Rolf Wenkel (ncy)June 1, 2007

Just before the G8 summit, the US presented a strategy to fight climate change. President Bush said the greatest producers of harmful emissions would agree on common goals by late 2008. DW's Rolf Wenkel was unimpressed.

https://p.dw.com/p/An3J

To put it bluntly: The washed-up inhabitant of the White House hasn't learned a thing. This time, too, his ideas are far behind those of the German G8 presidency -- and of the international community to set a decisive course against the threatening climate catastrophe.

In Heiligendamm, German Chancellor Angela Merkel wants to move the eight leading industrial countries toward binding maximum limits for greenhouse gas emissions in order to limit the rise in global warming to 2 degrees Celsius (3.6 degrees Fahrenheit) at most. To reach that goal, worldwide carbon dioxide emissions would have to fall by 50 percent by 2050 compared to the level in 1990.

However, the biggest CO2 emitter on earth continues to avoid responsibility: Thus Bush proposes that the United States should only start to draft long-term aims to reduce CO2 emissions in the autumn. Each government would then decide for itself how to achieve these aims. Allegedly, China and India, which are merely onlookers at the G8 summit, have already signaled their agreement.

That may be the case. Still, Bush, who has been a failure on every level of policy, is offering nothing more than a new spin on an old strategy. He staves off the international community until fall, with a single press conference debases all the resolutions on the issue prepared for Heiligendamm, and, as he has for years, trusts US industry, with its technological edge, to set things straight -- the main thing being that economic growth is healthy.

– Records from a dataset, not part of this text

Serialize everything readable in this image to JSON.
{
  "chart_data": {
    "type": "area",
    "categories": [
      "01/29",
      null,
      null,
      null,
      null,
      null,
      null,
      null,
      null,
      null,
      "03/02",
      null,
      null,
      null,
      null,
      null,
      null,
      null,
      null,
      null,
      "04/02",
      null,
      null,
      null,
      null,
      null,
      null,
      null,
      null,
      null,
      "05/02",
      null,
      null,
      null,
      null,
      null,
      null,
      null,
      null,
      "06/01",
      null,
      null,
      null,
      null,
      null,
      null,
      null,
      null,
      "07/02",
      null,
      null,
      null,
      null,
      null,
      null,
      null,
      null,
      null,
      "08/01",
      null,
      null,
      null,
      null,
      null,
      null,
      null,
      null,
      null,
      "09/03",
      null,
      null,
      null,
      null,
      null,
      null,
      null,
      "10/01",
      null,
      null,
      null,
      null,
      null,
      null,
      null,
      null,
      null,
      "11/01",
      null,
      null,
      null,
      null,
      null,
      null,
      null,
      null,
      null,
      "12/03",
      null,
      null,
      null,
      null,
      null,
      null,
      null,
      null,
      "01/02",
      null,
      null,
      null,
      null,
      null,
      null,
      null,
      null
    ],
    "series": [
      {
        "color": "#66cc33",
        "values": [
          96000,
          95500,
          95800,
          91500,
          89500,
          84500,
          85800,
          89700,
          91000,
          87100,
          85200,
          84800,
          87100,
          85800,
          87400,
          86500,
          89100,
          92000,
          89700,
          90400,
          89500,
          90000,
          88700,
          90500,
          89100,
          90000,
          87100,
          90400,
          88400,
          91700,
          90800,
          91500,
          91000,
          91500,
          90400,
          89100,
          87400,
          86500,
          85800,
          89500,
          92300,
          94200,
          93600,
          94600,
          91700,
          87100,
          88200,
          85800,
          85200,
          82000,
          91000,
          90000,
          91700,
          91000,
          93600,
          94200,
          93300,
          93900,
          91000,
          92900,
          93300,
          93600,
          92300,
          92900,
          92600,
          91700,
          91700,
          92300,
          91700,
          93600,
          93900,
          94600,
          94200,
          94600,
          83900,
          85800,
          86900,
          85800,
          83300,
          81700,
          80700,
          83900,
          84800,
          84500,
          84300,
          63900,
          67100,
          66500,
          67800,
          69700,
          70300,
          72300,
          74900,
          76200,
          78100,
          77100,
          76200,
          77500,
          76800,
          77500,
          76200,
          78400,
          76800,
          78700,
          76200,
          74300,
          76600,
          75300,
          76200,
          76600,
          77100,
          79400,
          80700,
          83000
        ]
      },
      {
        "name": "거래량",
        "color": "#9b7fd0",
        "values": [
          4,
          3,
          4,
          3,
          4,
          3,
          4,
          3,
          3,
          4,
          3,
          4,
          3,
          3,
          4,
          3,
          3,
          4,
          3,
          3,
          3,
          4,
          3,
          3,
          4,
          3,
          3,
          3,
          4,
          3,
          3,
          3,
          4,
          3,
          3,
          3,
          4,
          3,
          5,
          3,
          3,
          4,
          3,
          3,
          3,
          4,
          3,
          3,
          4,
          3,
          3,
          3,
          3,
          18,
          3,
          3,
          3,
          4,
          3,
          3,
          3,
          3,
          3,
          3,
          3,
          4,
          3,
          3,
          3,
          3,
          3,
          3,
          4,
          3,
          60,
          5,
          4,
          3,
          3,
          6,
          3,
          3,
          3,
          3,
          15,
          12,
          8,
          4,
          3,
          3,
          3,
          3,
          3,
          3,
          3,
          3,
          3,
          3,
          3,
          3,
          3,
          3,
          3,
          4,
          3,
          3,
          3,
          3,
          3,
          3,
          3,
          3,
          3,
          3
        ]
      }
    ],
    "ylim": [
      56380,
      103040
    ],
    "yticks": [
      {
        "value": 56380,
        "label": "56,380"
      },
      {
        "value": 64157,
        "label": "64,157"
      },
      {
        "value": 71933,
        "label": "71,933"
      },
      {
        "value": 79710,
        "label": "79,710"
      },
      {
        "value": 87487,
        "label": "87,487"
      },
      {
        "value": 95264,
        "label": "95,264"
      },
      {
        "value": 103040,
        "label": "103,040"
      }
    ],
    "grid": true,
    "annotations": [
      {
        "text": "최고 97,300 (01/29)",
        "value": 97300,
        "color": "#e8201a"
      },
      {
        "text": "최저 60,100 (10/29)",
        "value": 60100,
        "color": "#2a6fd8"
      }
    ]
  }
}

Bush appears to be blind. He's blind to the 13 US states that combined their efforts in a climate protection initiative. He's blind to the innumerable US cities that have long been ignoring the brakesman in the White House. He's blind to companies like General Electric or General Motors that want to cut their greenhouse gas emissions by 60 to 80 percent. Who still takes this man seriously?

In an initial appraisal, Merkel described the president's initiative as an "important statement" ahead of the meeting in Heiligendamm. What else could she do? The rug is being pulled out from under her feet, 12 months of hard bilateral and multilateral negotiations on climate protection may have been wasted, but still, Merkel has to remain diplomatic. She faces a pile of broken glass. But she didn't cause the damage. Rather, it was a provincial politician from Texas, who has long imagined he knows something about world politics.